Pięć setów w Będzinie! Jastrzębski Węgiel nie zachwycił, ale pokonał MKS

Newspix / Michał Chwieduk / Na zdjęciu: siatkarze Jastrzębskiego Węgla
Newspix / Michał Chwieduk / Na zdjęciu: siatkarze Jastrzębskiego Węgla

Ostatnim meczem 4. kolejki PlusLigi było starcie MKS-u Będzin i Jastrzębskiego Węgla. Wydawało się, że będzie to łatwa przeprawa dla JW, ale jednak tak nie było. Ostatecznie to jastrzębianie wygrali w pięciu setach.

Mimo prowadzenia punktowego ekipy z Jastrzębia-Zdroju od samego początku pierwszego seta, gra podopiecznych Ferdinando De Giorgiego nie zachwycała. Problemy w przyjęciu i nieskończone ataki były największym kłopotem jastrzębian. Rozczarowaniem był z pewnością styl jednej z nowych gwiazd w klubie, Juliena Lyneela. Francuz posyłał piłki w aut, a także było widać jego niepewność w odbiorze. Gra gospodarzy wyglądała natomiast zupełnie inaczej. MKS grał zdecydowanie lepiej i poprawniej. Już w połowie partii będzinianie zdołali wyrównać stan punktów, a później nawet wyprowadzić prowadzenie. Mimo dobrej końcówki seta gospodarzy, przyjezdni zdołali ich pokonać, wygrywając seta do 21.

W drugą część meczu pewniej weszła drużyna MKS-u Będzin. Prowadzenie 7:3 dało chwilę oddechu. Z dobrej strony w ekipie gospodarzy pokazał się Lincoln Alexander Williams, który popisywał się asami serwisowymi (w drugim secie 3 asy) i skutecznymi atakami. Podopieczni Ferdinando De Giorgiego byli zupełnie nieobecni, bo kiedy po stronie będzinian były już 23 punkty, jastrzębianie mieli ich tylko 16. W końcówce seta goście zdołali odrobić pięć "oczek", jednak po nieudanym serwisie Dawida Konarskiego gospodarze skończyli seta, wyrównując stan meczu.

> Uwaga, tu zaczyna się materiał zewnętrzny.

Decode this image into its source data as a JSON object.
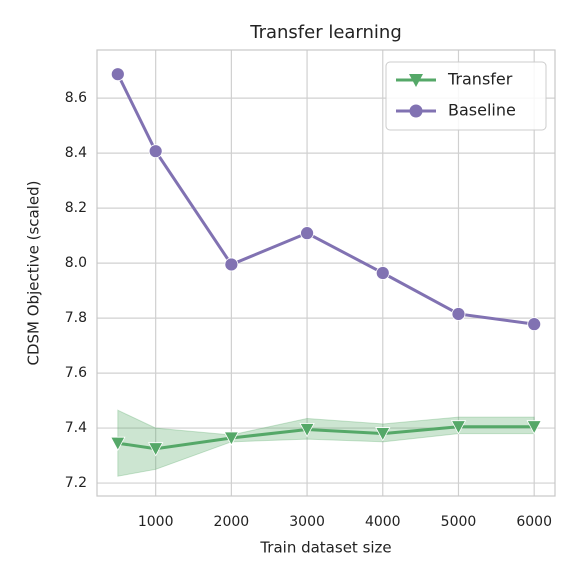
{
  "chart_data": {
    "type": "line",
    "title": "Transfer learning",
    "xlabel": "Train dataset size",
    "ylabel": "CDSM Objective (scaled)",
    "x": [
      500,
      1000,
      2000,
      3000,
      4000,
      5000,
      6000
    ],
    "series": [
      {
        "name": "Transfer",
        "color": "#55a868",
        "marker": "triangle-down",
        "values": [
          7.345,
          7.325,
          7.364,
          7.395,
          7.38,
          7.405,
          7.405
        ],
        "band": {
          "lower": [
            7.225,
            7.25,
            7.35,
            7.36,
            7.35,
            7.38,
            7.38
          ],
          "upper": [
            7.465,
            7.4,
            7.375,
            7.435,
            7.415,
            7.44,
            7.44
          ]
        }
      },
      {
        "name": "Baseline",
        "color": "#8172b2",
        "marker": "circle",
        "values": [
          8.687,
          8.407,
          7.995,
          8.109,
          7.964,
          7.815,
          7.778
        ]
      }
    ],
    "xlim": [
      225,
      6275
    ],
    "xticks": [
      1000,
      2000,
      3000,
      4000,
      5000,
      6000
    ],
    "ylim": [
      7.153,
      8.775
    ],
    "yticks": [
      7.2,
      7.4,
      7.6,
      7.8,
      {
        "value": 8,
        "label": "8.0"
      },
      8.2,
      8.4,
      8.6
    ],
    "grid": true,
    "legend": "upper right"
  }
}
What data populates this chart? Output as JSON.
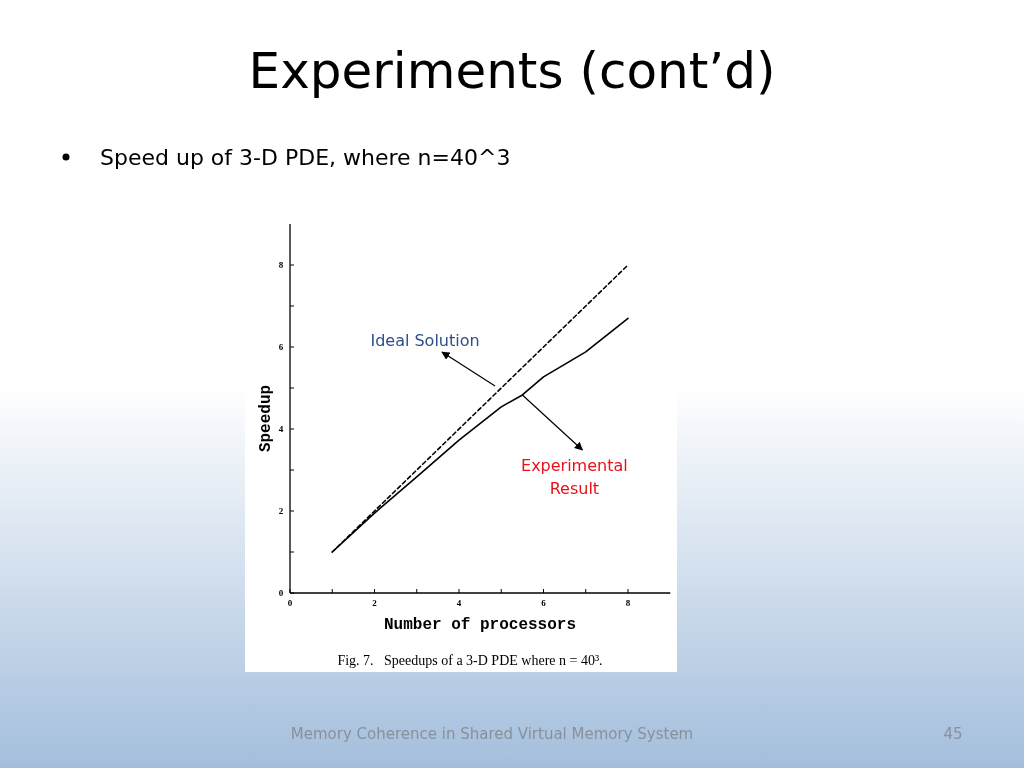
{
  "chart_data": {
    "type": "line",
    "title": "Experiments (cont’d)",
    "subtitle": "Speed up of 3-D PDE, where n=40^3",
    "xlabel": "Number of processors",
    "ylabel": "Speedup",
    "x": [
      1,
      2,
      3,
      4,
      5,
      5.5,
      6,
      7,
      8
    ],
    "series": [
      {
        "color": "#000000",
        "line_style": "dashed",
        "x": [
          1,
          8
        ],
        "values": [
          1,
          8
        ]
      },
      {
        "color": "#000000",
        "line_style": "solid",
        "values": [
          1,
          1.95,
          2.83,
          3.73,
          4.54,
          4.83,
          5.27,
          5.88,
          6.7
        ]
      }
    ],
    "xlim": [
      0,
      9
    ],
    "ylim": [
      0,
      9
    ],
    "xticks": [
      0,
      {
        "value": 1,
        "label": null
      },
      2,
      {
        "value": 3,
        "label": null
      },
      4,
      {
        "value": 5,
        "label": null
      },
      6,
      {
        "value": 7,
        "label": null
      },
      8
    ],
    "yticks": [
      0,
      {
        "value": 1,
        "label": null
      },
      2,
      {
        "value": 3,
        "label": null
      },
      4,
      {
        "value": 5,
        "label": null
      },
      6,
      {
        "value": 7,
        "label": null
      },
      8
    ],
    "grid": false,
    "marker": "none",
    "annotations": [
      {
        "text": "Ideal Solution",
        "x": 4.9,
        "y": 4.9
      },
      {
        "text": "Experimental Result",
        "x": 5.5,
        "y": 4.83
      },
      "Fig. 7.   Speedups of a 3-D PDE where n = 40³.",
      "Memory Coherence in Shared Virtual Memory System",
      "45"
    ]
  }
}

Już na starcie trzeciej odsłony Jastrzębski Węgiel stanął do walki. Goście przez dłuższy czas górowali punktami nad MKS-em, lepiej komunikowali się też między sobą na boisku. Dawid Konarski kończył ataki, a Grzegorz Kosok skutecznie blokował. Dobrze zaprezentował się także Jakub Bucki. Po stronie będzinian ten set należał do Bartłomieja Grzechnika i Jakuba Peszki. Pomimo starań jastrzębian, to gospodarze pędzili po wygraną w partii, ostatecznie pokonując przeciwników do 19.

Dobra passa MKS-u z końca trzeciej części meczu, nie miała miejsca w otwarciu czwartej. Będzinianie popełniali za dużo błędów, dzięki czemu drużyna z Jastrzębia mogła wyprowadzić sobie sporą przewagę. W tej partii częściowo zrehabilitował się Julien Lyneel, który skutecznie atakował, a jego zespół zdobywał coraz wyższe punkty. Gra gości wyglądała znacznie lepiej. Było tak do końca seta, którego bez problemów zdobyła ekipa jastrzębian, wygrywając do...13.

ZOBACZ WIDEO Sektor Gości 92. Fabian Drzyzga przerywa milczenie. "Długo gryzłem się w język. Tym ludziom powinno być wstyd i głupio" [cały odcinek]

Falująca forma MKS-u w całym meczu wskazywała na kolejne odrodzenie w tie-breaku, ale tak się nie stało. Drużyna początkowo punkty czerpała z błędów przeciwników, później sami oddawali piłki. Jastrzębianie grali coraz pewniej, co pokazał między innymi mocny atak ze środka Christiana Fromma. Goście gasili szanse przeciwników, zmierzając do zwycięstwa. I tak się stało - Jastrzębski Węgiel pokonał w tie-breaku MKS Będzin, a także 3:2 w całym meczu.

MKS Będzin - Jastrzębski Węgiel 2:3 (21:25, 25:21, 25:19, 13:25, 10:15)

MKS Będzin: Peszko, Williams, Ratajczak, Grzechnik, Kozub, Langlois, Potera (libero) oraz Kowalski, Faryna.

Jastrzębski Węgiel: Lyneel, Kampa, Kosok, Hain, Fromm, Konarski, Popiwczak (libero) oraz Oliva, Wolański, Bucki, Gunia, Rusek.

MVP: Lukas Kampa (Jastrzębski Węgiel).